Me pregunto qué pensarán los escritores de The Economist de un modelo de “capitalismo liberal” en el que los acuerdos internacionales de “propiedad intelectual” son redactados en secreto por los representantes oficiales de la industria del cine y de la música, y solo a posteriori son remitidos a otras “organizaciones de la sociedad civil para su revisión”. O en la cual el jefe de la Asociación Cinematográfica de los Estados Unidos, Chris Dodd, anuncia orgullosamente que el Stop Online Piracy Act (SOPA) fue redactada en un “proceso democrático” en el cual “todas las partes interesadas” tuvieron voz y voto (en donde “todas las partes interesadas” son las mayores empresas del cine, música y software).
Me pregunto qué piensan de una economía corporativa transnacional en la cual los más prominentes protagonistas del “capitalismo liberal” occidental son desesperadamente dependientes de los subsidios directos, del poder monopólico que les brinda la “propiedad intelectual” creada por el estado, o de ambos, para generar beneficios.
Piénselo bien. Están las empresas conectadas directamente a los complejos industriales militares y de seguridad, con el DOD (Departamento de Defensa) o el TSA (la Administración de la Seguridad en el Transporte) como sus principales clientes. Está la industria de la electrónica, cuya investigación y desarrollo fue financiada principalmente por el gobierno durante la guerra fría, y a la que se le protege contra la competencia global por el drástico fortalecimiento de las patentes bajo los acuerdos TRIPS. Y las industrias biotecnológicas y farmacéuticas, donde al menos la mitad de su investigación es financiada por los contribuyentes y son sumamente dependientes de la protección brindada por las patentes otorgadas por el gobierno para mantener sus beneficios y cuotas de mercado monopólicos. Y está también la agro-industria corporativa —en fin, que más decir.

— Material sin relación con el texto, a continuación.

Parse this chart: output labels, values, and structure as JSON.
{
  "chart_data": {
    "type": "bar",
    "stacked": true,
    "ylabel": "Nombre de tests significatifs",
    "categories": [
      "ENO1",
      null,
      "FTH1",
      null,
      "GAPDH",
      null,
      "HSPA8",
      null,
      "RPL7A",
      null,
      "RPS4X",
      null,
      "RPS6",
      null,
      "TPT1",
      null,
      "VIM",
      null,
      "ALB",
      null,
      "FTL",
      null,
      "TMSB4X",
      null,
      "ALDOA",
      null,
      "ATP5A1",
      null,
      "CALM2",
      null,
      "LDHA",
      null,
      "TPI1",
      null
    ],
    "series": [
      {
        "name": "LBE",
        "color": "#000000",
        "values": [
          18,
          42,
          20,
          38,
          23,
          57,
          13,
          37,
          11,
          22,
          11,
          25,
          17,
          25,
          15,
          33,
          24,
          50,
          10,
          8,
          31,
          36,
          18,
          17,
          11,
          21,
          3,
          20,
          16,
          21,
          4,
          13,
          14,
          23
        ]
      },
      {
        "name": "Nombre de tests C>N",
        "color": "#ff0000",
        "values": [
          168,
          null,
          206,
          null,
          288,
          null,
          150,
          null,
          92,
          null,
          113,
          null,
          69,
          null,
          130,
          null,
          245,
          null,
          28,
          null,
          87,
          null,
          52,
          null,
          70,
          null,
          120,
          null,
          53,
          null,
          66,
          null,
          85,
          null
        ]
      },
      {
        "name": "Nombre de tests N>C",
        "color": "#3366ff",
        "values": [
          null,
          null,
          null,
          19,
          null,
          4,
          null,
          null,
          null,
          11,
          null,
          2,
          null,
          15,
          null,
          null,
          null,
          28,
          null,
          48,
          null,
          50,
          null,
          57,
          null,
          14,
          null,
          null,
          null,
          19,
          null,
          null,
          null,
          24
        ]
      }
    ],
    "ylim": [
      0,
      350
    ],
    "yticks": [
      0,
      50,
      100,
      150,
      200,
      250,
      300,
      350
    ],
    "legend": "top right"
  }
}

Tomando en cuenta todo ésto, no es difícil percatarse de que el sistema económico dominante en el mundo occidental es un monstruo jerárquico controlado por un directorio integrado por grandes corporaciones y agencias gubernamentales, en el que la mayoría de los costos operativos de las empresas dominantes se socializan (y los beneficios, por supuesto, se privatizan), y en el que el proteccionismo brindado por la “propiedad intelectual” y otros cárteles regulatorios permiten que dinosaurios burocrático-corporativos al mejor estilo de la película “Brasil” de Terry Gillian, operen con ganancias y sin temer de la competencia.
Vaya “capitalismo liberal”. ¿Capitalista? Seguro. ¿Liberal? No tanto.
Artículo original publicado por Kevin Carson el 2 de febrero de 2012.
Traducido del inglés por Carlos Clemente.